Em 1871 ele consegue um emprego como oficial de diligência na alfândega de Paris. É mais ou menos nesta época que Henri Rousseau, já com mais de 40 anos, pega pela primeira vez em um pincel e executa suas primeiras telas, trabalho que o interessa cada vez mais. Ele expõe no Salão dos Recusados, em 1886, e mais tarde, no Salão dos Independentes, dos quais fazem parte os impressionistas. Nestes anos, poucos são capazes de apreciar suas telas, e um destes é o impressionista Camille Pissarro.

Após a morte da esposa, em 1890, ele abandona sua carreira como aduaneiro para se dedicar exclusivamente à pintura. Para se sustentar, aprende padrões florais de pintura em cerâmica, porcelana e, além das telas, passa seu tempo pintando vasos, xícaras, bules, etc.


Rousseau casa-se uma segunda vez, mas sua nova esposa morre apenas quatro anos mais tarde. Nesta altura, ele trabalhava como professor em uma oficina de pintura em miniaturas.


É por volta de 1904 que, com a popularização da arte primitiva entre os artistas mais avançados da vanguarda parisiense, as obras do “Aduaneiro” Rousseau começam a ser notadas e apreciadas. Entre seus mais notórios entusiastas estavam Gauguin, Apollinaire e Picasso, que ficam encantados com o lirismo de suas telas, carregadas de significados simbólicos ocultos.
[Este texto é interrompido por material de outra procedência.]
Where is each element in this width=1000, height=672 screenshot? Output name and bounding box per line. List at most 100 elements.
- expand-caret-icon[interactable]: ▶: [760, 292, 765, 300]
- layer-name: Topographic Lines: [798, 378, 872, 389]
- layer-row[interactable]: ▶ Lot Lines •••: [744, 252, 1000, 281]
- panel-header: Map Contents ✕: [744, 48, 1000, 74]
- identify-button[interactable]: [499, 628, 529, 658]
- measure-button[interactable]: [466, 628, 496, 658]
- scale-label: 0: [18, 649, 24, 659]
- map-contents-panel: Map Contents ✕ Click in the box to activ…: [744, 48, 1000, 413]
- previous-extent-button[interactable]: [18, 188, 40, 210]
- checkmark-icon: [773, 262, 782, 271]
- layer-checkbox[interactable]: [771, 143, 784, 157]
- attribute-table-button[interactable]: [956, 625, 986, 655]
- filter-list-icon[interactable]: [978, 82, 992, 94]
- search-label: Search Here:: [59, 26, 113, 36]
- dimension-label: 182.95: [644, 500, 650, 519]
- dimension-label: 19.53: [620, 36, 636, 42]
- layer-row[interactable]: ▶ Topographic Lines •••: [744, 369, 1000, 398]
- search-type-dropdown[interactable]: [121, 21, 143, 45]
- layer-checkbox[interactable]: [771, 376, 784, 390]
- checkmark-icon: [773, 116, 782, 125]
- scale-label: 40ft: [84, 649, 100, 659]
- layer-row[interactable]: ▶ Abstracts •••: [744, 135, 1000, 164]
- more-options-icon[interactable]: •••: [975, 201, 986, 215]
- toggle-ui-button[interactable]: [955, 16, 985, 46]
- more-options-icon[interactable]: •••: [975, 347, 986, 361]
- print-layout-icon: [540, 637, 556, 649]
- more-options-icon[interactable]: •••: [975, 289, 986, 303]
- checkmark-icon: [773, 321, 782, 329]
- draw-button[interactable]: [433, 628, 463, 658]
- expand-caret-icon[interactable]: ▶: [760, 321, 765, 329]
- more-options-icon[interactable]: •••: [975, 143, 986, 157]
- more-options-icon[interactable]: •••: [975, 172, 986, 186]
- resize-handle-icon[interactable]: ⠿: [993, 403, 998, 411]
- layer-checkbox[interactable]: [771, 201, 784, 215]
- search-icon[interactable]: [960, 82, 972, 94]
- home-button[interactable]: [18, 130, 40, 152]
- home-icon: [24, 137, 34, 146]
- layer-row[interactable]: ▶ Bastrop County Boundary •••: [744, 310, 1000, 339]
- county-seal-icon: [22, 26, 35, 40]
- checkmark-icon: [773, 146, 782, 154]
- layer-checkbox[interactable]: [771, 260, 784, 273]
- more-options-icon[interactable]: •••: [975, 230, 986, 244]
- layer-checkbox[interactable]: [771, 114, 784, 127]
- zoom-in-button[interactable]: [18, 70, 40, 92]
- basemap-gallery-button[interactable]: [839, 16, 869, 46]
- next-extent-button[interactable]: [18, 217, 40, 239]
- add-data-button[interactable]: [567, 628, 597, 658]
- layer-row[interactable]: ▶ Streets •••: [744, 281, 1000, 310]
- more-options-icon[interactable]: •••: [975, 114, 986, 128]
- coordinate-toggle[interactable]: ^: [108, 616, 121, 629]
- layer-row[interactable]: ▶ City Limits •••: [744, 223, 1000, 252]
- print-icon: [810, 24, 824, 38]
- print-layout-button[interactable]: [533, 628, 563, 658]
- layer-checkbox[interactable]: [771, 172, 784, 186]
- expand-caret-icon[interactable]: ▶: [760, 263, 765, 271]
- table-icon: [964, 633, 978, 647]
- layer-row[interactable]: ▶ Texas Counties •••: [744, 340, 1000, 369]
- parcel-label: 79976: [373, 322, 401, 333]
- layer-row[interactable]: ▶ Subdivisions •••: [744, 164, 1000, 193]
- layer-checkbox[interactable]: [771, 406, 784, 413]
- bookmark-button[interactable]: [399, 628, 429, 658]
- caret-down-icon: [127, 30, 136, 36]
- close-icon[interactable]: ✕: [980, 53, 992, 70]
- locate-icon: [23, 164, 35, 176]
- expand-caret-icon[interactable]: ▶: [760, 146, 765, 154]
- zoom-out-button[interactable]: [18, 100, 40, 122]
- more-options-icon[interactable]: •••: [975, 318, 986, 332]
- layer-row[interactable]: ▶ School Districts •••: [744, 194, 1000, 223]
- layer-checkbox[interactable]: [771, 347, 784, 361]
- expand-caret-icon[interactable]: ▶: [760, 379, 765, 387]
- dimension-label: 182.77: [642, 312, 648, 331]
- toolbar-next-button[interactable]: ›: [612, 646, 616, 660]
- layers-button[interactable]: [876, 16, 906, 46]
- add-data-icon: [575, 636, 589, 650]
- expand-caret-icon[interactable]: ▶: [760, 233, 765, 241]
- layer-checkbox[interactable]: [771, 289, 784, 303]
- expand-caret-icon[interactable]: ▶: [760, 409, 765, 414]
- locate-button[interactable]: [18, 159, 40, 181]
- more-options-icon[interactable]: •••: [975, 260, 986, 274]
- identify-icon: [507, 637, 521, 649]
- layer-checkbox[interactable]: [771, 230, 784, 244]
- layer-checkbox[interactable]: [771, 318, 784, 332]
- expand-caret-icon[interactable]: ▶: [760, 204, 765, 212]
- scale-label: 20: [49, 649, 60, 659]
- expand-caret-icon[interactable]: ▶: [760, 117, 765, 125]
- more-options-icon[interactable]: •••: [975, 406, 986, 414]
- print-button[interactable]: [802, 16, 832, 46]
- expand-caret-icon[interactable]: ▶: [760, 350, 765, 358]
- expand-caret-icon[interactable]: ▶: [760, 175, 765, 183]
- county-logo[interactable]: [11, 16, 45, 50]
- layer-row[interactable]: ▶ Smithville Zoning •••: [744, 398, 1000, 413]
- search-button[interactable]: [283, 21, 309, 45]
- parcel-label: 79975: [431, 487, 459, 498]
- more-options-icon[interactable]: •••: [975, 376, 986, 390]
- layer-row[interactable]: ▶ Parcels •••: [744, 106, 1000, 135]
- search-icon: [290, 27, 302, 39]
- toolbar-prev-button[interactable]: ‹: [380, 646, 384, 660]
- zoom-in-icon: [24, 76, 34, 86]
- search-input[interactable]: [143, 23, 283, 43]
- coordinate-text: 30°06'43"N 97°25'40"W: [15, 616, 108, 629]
Nesta altura, Rousseau era já conhecido como um pintor naïf, cujas qualidades das obras residiam nesta aparente ingenuidade quase infantil, tanto no que dizia respeito à técnica quanto ao tema. Transcorridas tantas décadas de lá para cá, a obra do Aduaneiro destaca-se como uma das criações mais representativas e originais deste período primitivista da pintura europeia, tendência que foi personificada como poucos por Rousseau.